Adapted from: Huchel, Fredrick M. A History of Box Elder County. Salt Lake City: Utah State Historical Society, 1999; “Elwood Town History.” http://www.elwoodtown.com/history.htm. Accessed April 27, 2020; “Elwood History.” http://www.boxeldercounty.org/elwood-history.htm. Accessed April 27, 2020.

The area that became Elwood was initially a squatters territory, belonging to a man by the name of Davidsen. The details of this early history are unclear, as not even Davidsen’s first name is known.  By 1879, Davidsen had sold his land. Accounts differ as to whether he sold the land to both Abraham and Allen Hunsaker, or if he sold the land to Abraham Hunsaker, who in turn sold it to Allen Hunsaker. Allen Hunsaker is known in Elwood as the city’s founder. Other settlers came from nearby Bear River City to work the land in the summers, eventually settling permanently in Elwood. As canals in the area were completed, additional settlers came to the area.

Elwood went through several name changes.  In 1889, Lorenzo Snow, at that time the stake president of the area, came to the area and remarked on the town’s “fair view.” The church branch in the area took the name Fairview, which was apparently applied to the settlement as well. The same year the town applied for a post office, and it was discovered that there was another town in Utah called Fairview, which could have confused mail delivery. The name Manila was suggested, but there was also another Manila, Utah. The Post office suggested Elwood, and the community agreed, although the ward of the Church of Jesus Christ of Latter-day Saints in the area was known as the Manila ward for a year before becoming the Elwood ward, to match the name of the post office.

Elwood encountered some significant challenges with farming, even as it seemed that things were going the settlers’ way.
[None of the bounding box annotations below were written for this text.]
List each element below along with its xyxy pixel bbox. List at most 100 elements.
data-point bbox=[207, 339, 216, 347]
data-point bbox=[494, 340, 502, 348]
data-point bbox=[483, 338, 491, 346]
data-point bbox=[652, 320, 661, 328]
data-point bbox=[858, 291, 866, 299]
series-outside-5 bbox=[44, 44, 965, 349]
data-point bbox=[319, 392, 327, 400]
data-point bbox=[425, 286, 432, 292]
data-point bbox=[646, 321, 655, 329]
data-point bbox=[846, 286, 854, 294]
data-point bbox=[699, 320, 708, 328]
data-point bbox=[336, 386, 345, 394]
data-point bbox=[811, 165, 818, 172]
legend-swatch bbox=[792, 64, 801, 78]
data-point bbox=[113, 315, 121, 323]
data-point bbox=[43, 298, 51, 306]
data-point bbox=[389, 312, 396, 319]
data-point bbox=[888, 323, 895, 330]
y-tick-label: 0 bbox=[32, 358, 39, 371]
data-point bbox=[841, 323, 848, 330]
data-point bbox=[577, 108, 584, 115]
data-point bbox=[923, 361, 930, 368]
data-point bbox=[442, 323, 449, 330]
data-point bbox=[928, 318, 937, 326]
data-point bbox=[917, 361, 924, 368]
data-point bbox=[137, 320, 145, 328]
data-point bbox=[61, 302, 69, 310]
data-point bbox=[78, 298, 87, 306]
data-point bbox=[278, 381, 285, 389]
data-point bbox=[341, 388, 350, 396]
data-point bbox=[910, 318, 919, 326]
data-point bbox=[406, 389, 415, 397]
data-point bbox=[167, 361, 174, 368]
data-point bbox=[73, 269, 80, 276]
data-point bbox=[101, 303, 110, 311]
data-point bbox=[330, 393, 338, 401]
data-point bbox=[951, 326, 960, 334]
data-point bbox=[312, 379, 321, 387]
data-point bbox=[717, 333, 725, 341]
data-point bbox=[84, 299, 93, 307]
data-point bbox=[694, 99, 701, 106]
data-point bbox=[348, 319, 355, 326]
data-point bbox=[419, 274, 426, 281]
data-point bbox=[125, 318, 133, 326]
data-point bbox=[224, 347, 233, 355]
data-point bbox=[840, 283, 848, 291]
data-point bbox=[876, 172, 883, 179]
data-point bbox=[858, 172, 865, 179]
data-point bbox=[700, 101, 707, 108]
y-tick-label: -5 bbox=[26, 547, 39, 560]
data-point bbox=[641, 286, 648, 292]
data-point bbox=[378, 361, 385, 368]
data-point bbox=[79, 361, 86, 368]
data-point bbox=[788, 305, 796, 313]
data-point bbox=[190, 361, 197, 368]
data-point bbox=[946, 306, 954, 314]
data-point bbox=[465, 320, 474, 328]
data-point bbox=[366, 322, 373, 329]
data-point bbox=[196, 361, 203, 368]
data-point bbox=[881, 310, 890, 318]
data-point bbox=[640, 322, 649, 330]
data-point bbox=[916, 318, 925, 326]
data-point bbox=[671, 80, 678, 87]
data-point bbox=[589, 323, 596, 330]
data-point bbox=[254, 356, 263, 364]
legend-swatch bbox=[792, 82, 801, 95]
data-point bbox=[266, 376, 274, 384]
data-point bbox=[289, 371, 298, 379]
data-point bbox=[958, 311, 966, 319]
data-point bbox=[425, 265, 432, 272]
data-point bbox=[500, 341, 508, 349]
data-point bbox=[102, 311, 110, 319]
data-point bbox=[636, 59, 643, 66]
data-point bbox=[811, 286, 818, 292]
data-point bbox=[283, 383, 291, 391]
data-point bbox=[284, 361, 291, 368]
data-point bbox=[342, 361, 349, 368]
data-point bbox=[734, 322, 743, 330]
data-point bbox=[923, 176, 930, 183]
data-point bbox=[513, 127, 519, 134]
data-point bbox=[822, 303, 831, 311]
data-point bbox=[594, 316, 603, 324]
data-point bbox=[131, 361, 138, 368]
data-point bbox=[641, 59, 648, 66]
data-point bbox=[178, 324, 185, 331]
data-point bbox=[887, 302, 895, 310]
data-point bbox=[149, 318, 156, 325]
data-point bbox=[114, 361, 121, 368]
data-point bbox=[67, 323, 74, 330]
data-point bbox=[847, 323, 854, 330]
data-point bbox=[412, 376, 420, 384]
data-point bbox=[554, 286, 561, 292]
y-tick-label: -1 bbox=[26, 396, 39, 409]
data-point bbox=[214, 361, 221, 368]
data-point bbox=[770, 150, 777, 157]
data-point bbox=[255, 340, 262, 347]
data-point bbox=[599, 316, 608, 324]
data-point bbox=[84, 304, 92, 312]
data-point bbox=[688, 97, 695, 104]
As the settlers were able to bring more land under irrigation and cultivation, they discovered that their irrigation had raised the water table, which had leached alkali from the soil and made the land next to useless for farming. Fortunately for the farmers of Elwood, the Utah State Agricultural College in nearby Logan pioneered the use of tile drains to lower the water table and leach out the alkali. The Elwood drainage district, organized by Elwood farmers, installed miles of underground tiles, which restored the productivity of the land. 

Agriculture was the mainstay of Elwood through World War II, though with the arrival of industries such as Thiokol, most residents began to move away from small scale farming and towards working in nearby industries. This was reflected in the town’s schooling system as well, with the Elwood Elementary school closing in 1963. The students were bussed to Tremonton and Bear River City. The population, which had been in steady decline from 648 in 1920, began to grow again in the seventies, and Elwood’s population now stands at a little over 1,000.